"I will not allow one prejudiced person or one million or one hundred million to blight my life. I will not let prejudice or any of its attendant humiliations and injustices bear me down to spiritual defeat. My inner life is mine, and I shall defend and maintain its integrity against all the powers of hell."
--James Weldon Johnson (1871-1938)
Today, this Sunday, the daddy feels he needs a spark, some inspiration. He's feeling a poem from James Weldon Johnson. Author, politician, diplomat, critic, journalist, poet, anthologist, educator, lawyer, songwriter, civil rights activists, Johnson was multi-talented in life and art. He wrote "Lift Every Voice and Sing, " considered the black national anthem. He was one of the first African-American professors at New York University. And he was a professor of literature at Fisk University.
The daddy appreciates Johnson's talents but thinks of him as a poet. Of his poetry, many know of his work "The Creation," a sermon in verse taken from "God's Trombone," a book of black sermons. The daddy likes the last two verses at the end, where he writes:
"Up from the bed of the river
God scooped the clay;
And by the bank of the river
He kneeled him down;
And there the great God Almighty
Who lit the sun and fixed it in the sky,
Who flung the stars to the most far corner of the night,
Who rounded the earth in the middle of his hand;
This Great God,
Like a mammy bending over her baby,
Kneeled down in the dust
Toiling over a lump of clay
Till he shaped it in his own image;
Then into it he blew the breath of life,
And man became a living soul.
But the daddy's favorite is the poem where he marvels at the ability of slaves to compose such bittersweet spirituals and gospel songs in a minor key, where he extols their ability to create in both, in content and tone, music that reaches deep down into the recesses of the soul. In "O Black and Unknown Bards," taken from "The Book of American Negro Poetry, a book he edited, Johnson writes:
O BLACK AND UNKNOWN BARDS
- BLACK and unknown bards of long ago,
How came your lips to touch the sacred fire?
How, in your darkness, did you come to know
The power and beauty of the minstrel's lyre?
Who first from midst his bonds lifted his eyes?
Who first from out the still watch, lone and long,
Feeling the ancient faith of prophets rise
Within his dark-kept soul, burst into song?
- Heart of what slave poured out such melody
As "Steal away to Jesus"? On its strains
His spirit must have nightly floated free,
Though still about his hands he felt his chains.
Who heard great "Jordan roll"? Whose starward eye
Saw chariot "swing low"? And who was he
That breathed that comforting, melodic sigh,
"Nobody knows de trouble I see"?
- What merely living clod, what captive thing,
Could up toward God through all its darkness grope,
And find within its deadened heart to sing
These songs of sorrow, love and faith, and hope?
How did it catch that subtle undertone,
That note in music heard not with the ears?
How sound the elusive reed so seldom blown,
Which stirs the soul or melts the heart to tears.

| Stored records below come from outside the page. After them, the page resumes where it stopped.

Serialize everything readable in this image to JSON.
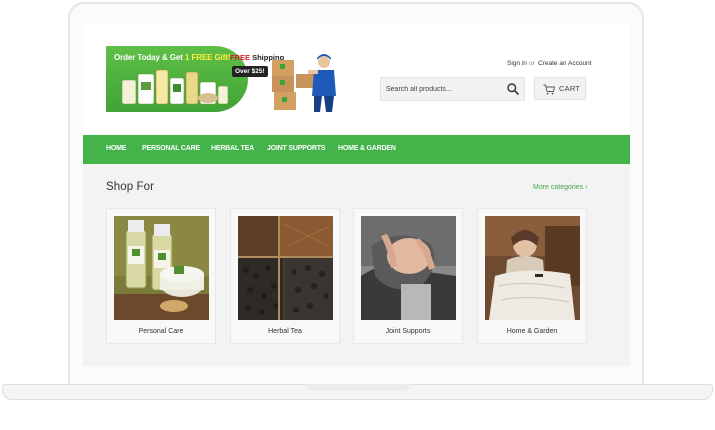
{
  "banner": {
    "text_prefix": "Order Today & Get ",
    "text_gift": "1 FREE Gift!",
    "free_prefix": "FREE ",
    "free_suffix": "Shipping",
    "over": "Over $25!"
  },
  "header": {
    "sign_in": "Sign in",
    "or": "or",
    "create_account": "Create an Account",
    "search_placeholder": "Search all products...",
    "cart_label": "CART"
  },
  "nav": {
    "items": [
      "HOME",
      "PERSONAL CARE",
      "HERBAL TEA",
      "JOINT SUPPORTS",
      "HOME & GARDEN"
    ]
  },
  "section": {
    "title": "Shop For",
    "more_link": "More categories ›"
  },
  "categories": [
    {
      "label": "Personal Care"
    },
    {
      "label": "Herbal Tea"
    },
    {
      "label": "Joint Supports"
    },
    {
      "label": "Home & Garden"
    }
  ],
  "colors": {
    "brand_green": "#44b34a",
    "link_green": "#44a64a",
    "banner_red": "#d0202a"
  }
}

- Not that great German master in his dream
Of harmonies that thundered amongst the stars
At the creation, ever heard a theme
Nobler than "Go down, Moses." Mark its bars
How like a mighty trumpet-call they stir
The blood. Such are the notes that men have sung
Going to valorous deeds; such tones there were
That helped make history when Time was young.
- There is a wide, wide wonder in it all,
That from degraded rest and servile toil
The fiery spirit of the seer should call
These simple children of the sun and soil.
O black slave singers, gone, forgot, unfamed,
You -- you alone, of all the long, long line
Of those who've sung untaught, unknown, unnamed,
Have stretched out upward, seeking the divine.
- You sang not deeds of heroes or of kings;
No chant of bloody war, no exulting pean
Of arms-won triumphs; but your humble strings
You touched in chord with music empyrean.
You sting far better than you knew; the songs
That for your listeners' hungry hearts sufficed
Still live, -- but more than this to you belongs:
You sang a race from wood and stone to Christ.
Primary Writings of James Weldon Johnson:1. The Autobiography of an Ex-Coloured Man, 1912.
2. (Translator) Fernando Periquet, Goyescas; or, The Rival Lovers (opera libretto), 1915.
Fifty Years and Other Poems , 1917
3. (Editor) The Book of American Negro Poetry , 1922
4. (Editor) The Book of American Negro Spirituals , 1925
5. (Editor) The Second Book of Negro Spirituals , 1926
6. God's Trombones: Seven Negro Sermons in Verse (poetry), 1927
7. Black Manhattan (nonfiction) 1930
8. Along This Way: The Autobiography of James Weldon Johnson, 1933
9. Contributed articles and poems to the Chicago Defender, Times-Union, New York Age, New York Times, Pittsburgh Courier, Savannah Tribune, The Century, The Crisis, The Nation, The Independent, Harper's, The Bookman, Forum, and Scholastic.